5 de mai. de 2023

Sonata de Simone

 


Por Krishnamurti Góes dos Anjos

“Os sonhos mais lindos sonhei, de quimeras mil um castelo ergui”... Fera ferida... “bem que se quis, depois de tudo ainda ser feliz”... No bar, tablado de mesas e cadeiras. Uma cerveja. Solidão incrustada faz-lhe companhia a cada segundo. Alguém chumbadamente acompanhada, o observa numa deselegância discreta de olhar. Dois copos solidários na mesa de lá. Na outra copo suado solitário. Olhares tangenciando-se novamente. Ninguém atende, ninguém chama, deixá-la em paz é o melhor. Esquece, voltando a olhar só mais uma vez... mas tá com um cara caraio! Imagina e desatina descrente da correspondente. Uma aventureira. Intenções vandálicas aventadas. Também não sabe se é. Geraldo Azevedo na caixa de som insiste que o olhar brilha qual estrela matutina... Isto parece o quê meu Deus? Esta mulher tá a fim de me sacanear é? Ou a gente quer se encontrar? Se ao menos pudesse ouvir o coração... O coração – na letra da música -, é triste como um camelo, frágil que nem brinquedo. Olhares insistem no triângulo amoroso etílico. 3 copos depois, entremeados de olhares, oceanicamente e calculadamente, ela levanta-se e vai até ele. Um amofinamento, desejo de correr, não parar, não pensar. Colado na cadeira. Você tem uma caneta? Lápis. Serve. Anota algo em um guardanapo. Como se chama? Simone. Escritor? Desesperadamente eu sei... transo teatro. Pára de escrever. O olhar dela estuda-o, ele devora-a. A música aliciando... “você me tem fácil de mais”... trocam palavras e ela vai tecendo outra música. Ele tentando uma Letra. Pernas lindas. Um pedaço de qualquer lugar, cheiro feminino, cheiro  de mulher. Se você vier comigo... já vai? Cedo! Fugaz. Já não posso estou com um amigo. Te prometo a lua, se for lua cheia. E se for minguante? À míngua? Sim. Será sua. Mesmo? Verdade. Me ligue. Tchau. Um beijo com cheiro de botão de laranjeira excita o desejo do encontro da sede com a laranja. Se esvai deixando-o emprenhado de promessas de olhar e o guardanapo com os números do telefone.

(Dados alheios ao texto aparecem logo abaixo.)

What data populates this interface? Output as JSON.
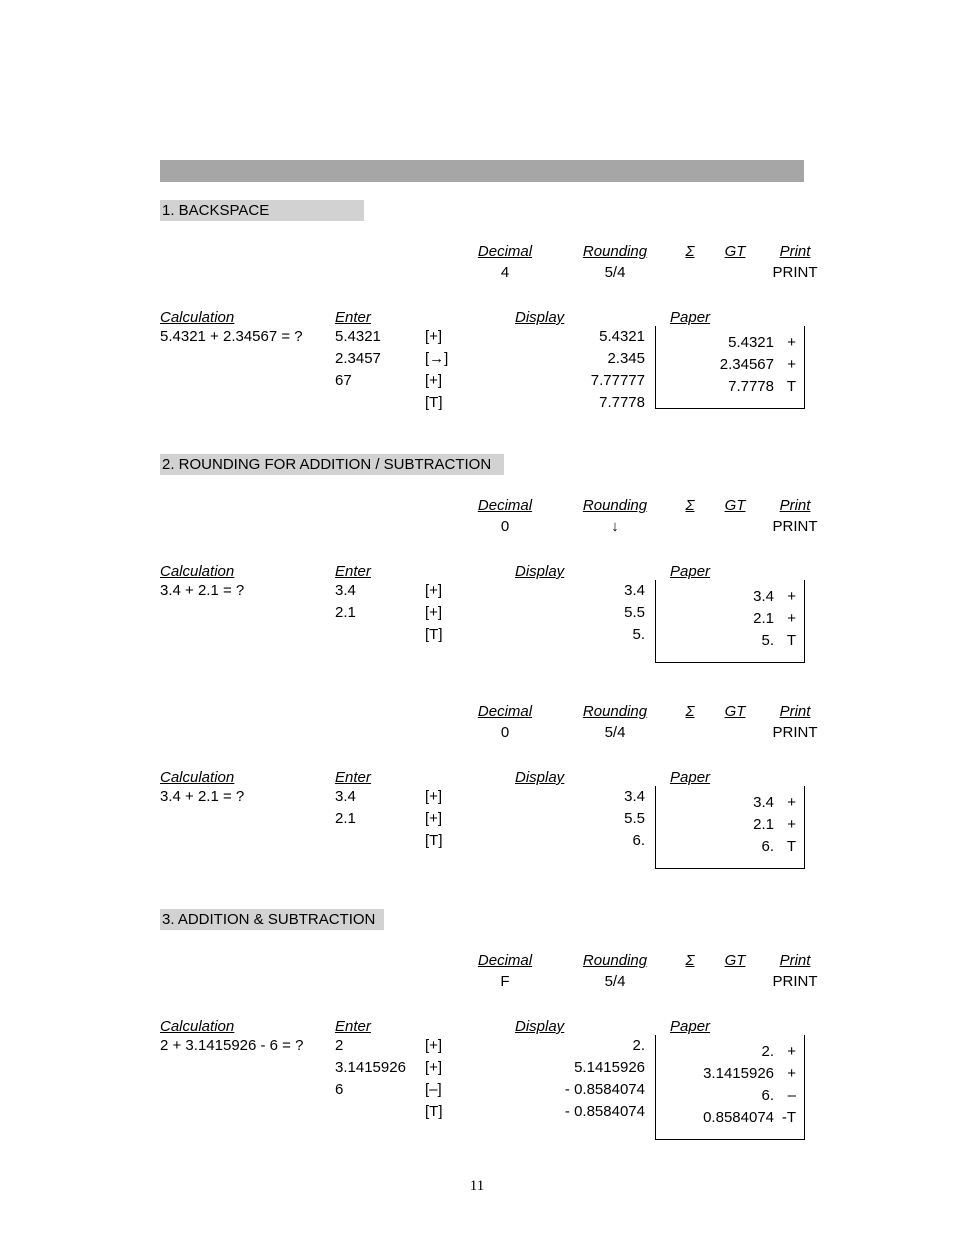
{
  "page_number": "11",
  "sections": [
    {
      "title": "1. BACKSPACE",
      "examples": [
        {
          "settings": {
            "decimal": "4",
            "rounding": "5/4",
            "sigma": "",
            "gt": "",
            "print": "PRINT"
          },
          "calculation": "5.4321 + 2.34567 = ?",
          "rows": [
            {
              "enter": "5.4321",
              "key": "[+]",
              "display": "5.4321"
            },
            {
              "enter": "2.3457",
              "key": "[→]",
              "display": "2.345"
            },
            {
              "enter": "67",
              "key": "[+]",
              "display": "7.77777"
            },
            {
              "enter": "",
              "key": "[T]",
              "display": "7.7778"
            }
          ],
          "paper": [
            {
              "num": "5.4321",
              "sym": "+"
            },
            {
              "num": "",
              "sym": ""
            },
            {
              "num": "2.34567",
              "sym": "+"
            },
            {
              "num": "7.7778",
              "sym": "T"
            }
          ]
        }
      ]
    },
    {
      "title": "2. ROUNDING FOR ADDITION / SUBTRACTION",
      "examples": [
        {
          "settings": {
            "decimal": "0",
            "rounding": "↓",
            "sigma": "",
            "gt": "",
            "print": "PRINT"
          },
          "calculation": "3.4 + 2.1 = ?",
          "rows": [
            {
              "enter": "3.4",
              "key": "[+]",
              "display": "3.4"
            },
            {
              "enter": "2.1",
              "key": "[+]",
              "display": "5.5"
            },
            {
              "enter": "",
              "key": "[T]",
              "display": "5."
            }
          ],
          "paper": [
            {
              "num": "3.4",
              "sym": "+"
            },
            {
              "num": "2.1",
              "sym": "+"
            },
            {
              "num": "5.",
              "sym": "T"
            }
          ]
        },
        {
          "settings": {
            "decimal": "0",
            "rounding": "5/4",
            "sigma": "",
            "gt": "",
            "print": "PRINT"
          },
          "calculation": "3.4 + 2.1 = ?",
          "rows": [
            {
              "enter": "3.4",
              "key": "[+]",
              "display": "3.4"
            },
            {
              "enter": "2.1",
              "key": "[+]",
              "display": "5.5"
            },
            {
              "enter": "",
              "key": "[T]",
              "display": "6."
            }
          ],
          "paper": [
            {
              "num": "3.4",
              "sym": "+"
            },
            {
              "num": "2.1",
              "sym": "+"
            },
            {
              "num": "6.",
              "sym": "T"
            }
          ]
        }
      ]
    },
    {
      "title": "3. ADDITION & SUBTRACTION",
      "examples": [
        {
          "settings": {
            "decimal": "F",
            "rounding": "5/4",
            "sigma": "",
            "gt": "",
            "print": "PRINT"
          },
          "calculation": "2 + 3.1415926 - 6 = ?",
          "rows": [
            {
              "enter": "2",
              "key": "[+]",
              "display": "2."
            },
            {
              "enter": "3.1415926",
              "key": "[+]",
              "display": "5.1415926"
            },
            {
              "enter": "6",
              "key": "[–]",
              "display": "-  0.8584074"
            },
            {
              "enter": "",
              "key": "[T]",
              "display": "-  0.8584074"
            }
          ],
          "paper": [
            {
              "num": "2.",
              "sym": "+"
            },
            {
              "num": "3.1415926",
              "sym": "+"
            },
            {
              "num": "6.",
              "sym": "–"
            },
            {
              "num": "0.8584074",
              "sym": "-T"
            }
          ]
        }
      ]
    }
  ],
  "labels": {
    "decimal": "Decimal",
    "rounding": "Rounding",
    "sigma": "Σ",
    "gt": "GT",
    "print": "Print",
    "calculation": "Calculation",
    "enter": "Enter",
    "display": "Display",
    "paper": "Paper"
  }
}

Mais tarde, a frieza da voz metálica computadorizada da companhia telefônica informa laconicamente. Número inexistente. 

Número i-ne-xis-ten-te...e...não...tem...ma...is..na...da...negro...amor.

 

Krishnamurti Góes dos Anjos é baiano de Salvador. Escritor, pesquisador e crítico literário, é autor de Il Crime dei Caminho Novo (romance histórico), Gato de Telhado, À flor da pele (contos), Embriagado Intelecto e Outros Contos e Doze Contos & Meio Poema. Possui textos publicados em revistas no Brasil, Argentina, Chile, Peru, Venezuela, Panamá, México e Espanha. O Touro do Rebanho (romance histórico) obteve o primeiro lugar no Prêmio José de Alencar (UBE). Atuando com a crítica literária, resenhou mais de 350 obras de literatura brasileira contemporânea veiculadas em diversos jornais, revistas e sites literários.